Being alone with my thoughts for too long isn’t a good idea because I start to play Choose Your Own Adventure with how this could go down. If Markus doesn’t manage to pull a million dollars out of his ass in two months, what then? Is he…killed? How does a man like Damian Russo deal with someone who owes him money except with violence?

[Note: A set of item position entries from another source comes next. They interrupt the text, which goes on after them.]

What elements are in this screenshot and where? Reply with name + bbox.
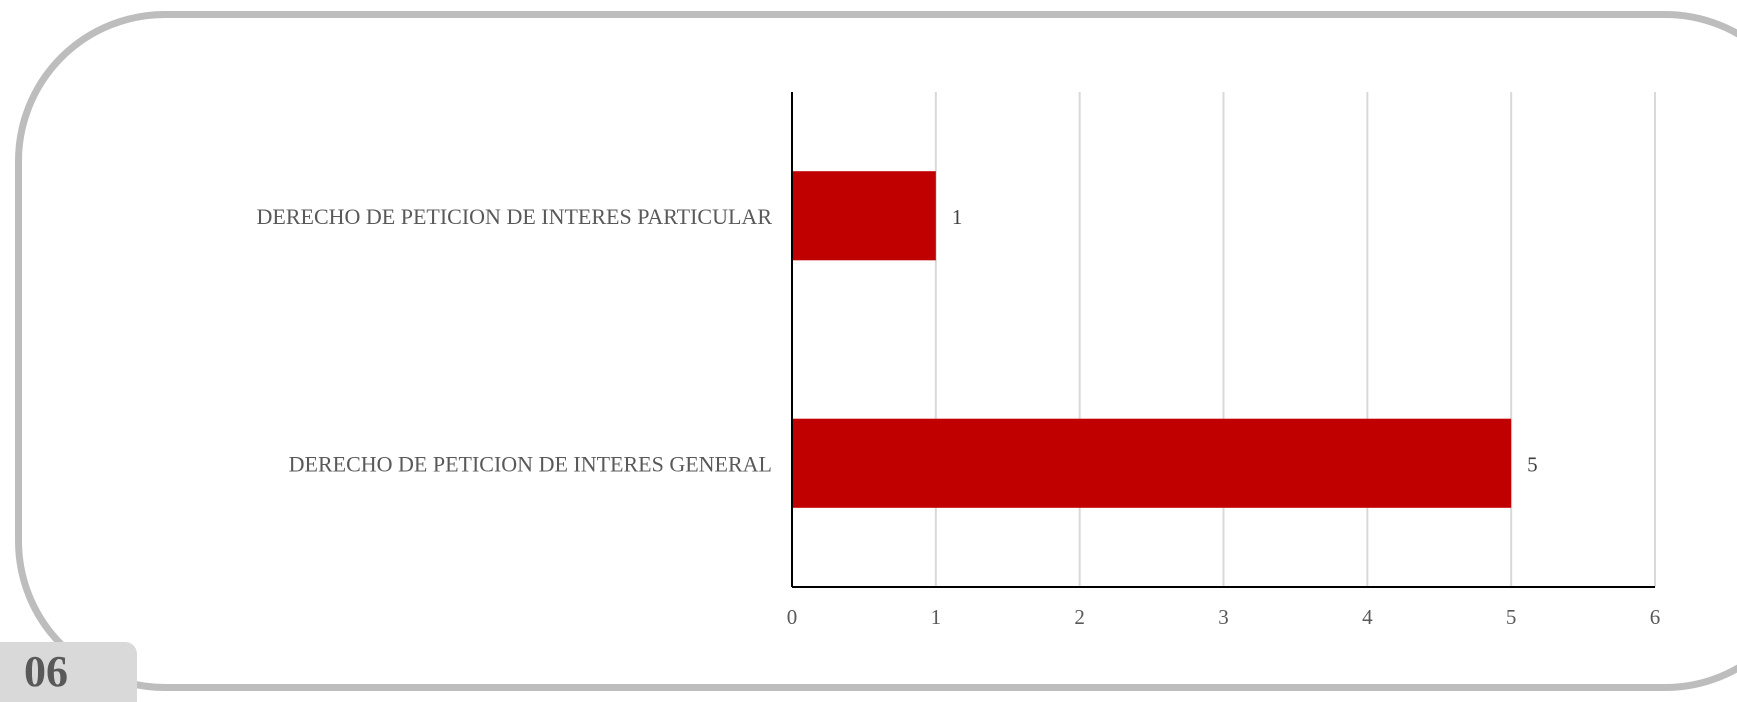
data-label-1: 1 (952, 205, 963, 229)
x-tick-label-3: 3 (1218, 605, 1229, 629)
data-label-2: 5 (1527, 452, 1538, 476)
bar-1 (792, 171, 936, 261)
x-tick-label-6: 6 (1650, 605, 1661, 629)
chart-axes (791, 92, 1655, 588)
category-label-2: DERECHO DE PETICION DE INTERES GENERAL (289, 451, 772, 476)
page-number: 06 (24, 647, 68, 696)
bar-2 (792, 418, 1512, 508)
x-tick-label-4: 4 (1362, 605, 1373, 629)
x-tick-label-0: 0 (787, 605, 798, 629)
x-tick-label-1: 1 (931, 605, 942, 629)
slide-frame (15, 11, 1737, 691)
x-tick-label-2: 2 (1074, 605, 1085, 629)
category-label-1: DERECHO DE PETICION DE INTERES PARTICULA… (257, 204, 773, 229)
chart-labels: 0 1 2 3 4 5 6 DERECHO DE PETICION DE INTERES PA… (257, 204, 1661, 629)
page-number-tab (0, 642, 137, 702)
chart-gridlines (934, 92, 1656, 587)
x-tick-label-5: 5 (1506, 605, 1517, 629)
chart-bars (792, 171, 1512, 508)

And what happens to me then?
Anxiety gnaws at me.
No. I won’t let myself spiral like this. I’m a smart girl. I can figure out how to save my own neck and Markus’s too. I just wish I could talk to my brother, try to come up with a plan of action. Luca says he’s not here to keep me from escaping, but of course that’s exactly why he’s here. I’m a prisoner.
And if I do manage to escape, they’ll expect me to go straight to Markus, which will make it easy for me to be returned to my luxurious prison. And if I don’t go find Markus? If I take off on a bus to anywhere? Then my brother is completely on his own, and I doubt Damian will honor the two-month time frame. Markus will be out of time.
I wake up with daylight streaming in through the floor to ceiling windows. My body is humming, alive, electric. I think I must have been having a really hot dream, one featuring a demon-angel who kissed me like he owned me…
It takes me a moment to remember where I am, but when I do, I’m on my feet so quickly that I get dizzy.
I look around the room. Something’s different. There are several cardboard boxes piled up next to the door. I approach them tentatively and slowly open the one on the top, shocked to see they’re filled with my belongings—clothes, shoes, makeup, toiletries. It looks like the sum total of everything I had in my shitty little apartment. Someone came into this room and put those there and I slept right through it.
Damian Russo’s been to my home. He knows where I live.
And he packed everything I own up and brought it here.
The thought of him—or one of his thugs—riffling through my personal belongings and throwing it all in boxes pisses me off. It takes a minute before I calm down. I suppose I could pitch a fit, make myself a nuisance for every single day I’m stuck here.
But I know that’s not the right plan.
Someone like Damian would expect others to obey his commands without question. I have no power here. No matter how hard I fight, how much I scream or try to talk my way out of this, nothing is going to change until Markus makes good on his debt. If anything, I know it could get even worse. Much worse.
So the plan is to be nice, even if I have to grit my teeth to do it.
I will say “thank you for bringing me my belongings,” instead of “who gives you the fucking right to go to my apartment and touch my shit without permission?”
Men like Damian Russo don’t ask for permission. And they’d never ask for forgiveness.
I spend twenty minutes putting my things away in the closet and drawers. Then I take a long hot shower before picking out fresh clothes to wear. I even take extra time with my hair and make-up, so I’ll look less like a screaming banshee and more like a reasonable, business-minded sister concerned only for her brother’s future wellbeing.
It’s a plan. I never said it’s a great plan, but I’ll improvise where necessary.
I’ve worked out all the potential scenarios that today can bring, and suddenly come to the realization that Damian might not even step foot in here again for sixty days. Why would he? I’m safely holed away in this lush prison with Luca babysitting me until further notice.
That potential outcome is dismissed the moment I open the bedroom door and see Damian sitting at the long dining table, facing me. As if he’s been waiting for me to emerge.
His gaze travels slowly down my body then slides back up to my face, pausing for a split second on the mark he left on my neck. I feel that look as if he’s touched me and suddenly all I can think of are the things he said he wanted to do to me, the feel of his arms around me and his mouth on mine, the hard ridge of his cock pressed against me. I am not usually this horny or this stupid. Maybe Damian Russo put something in the water.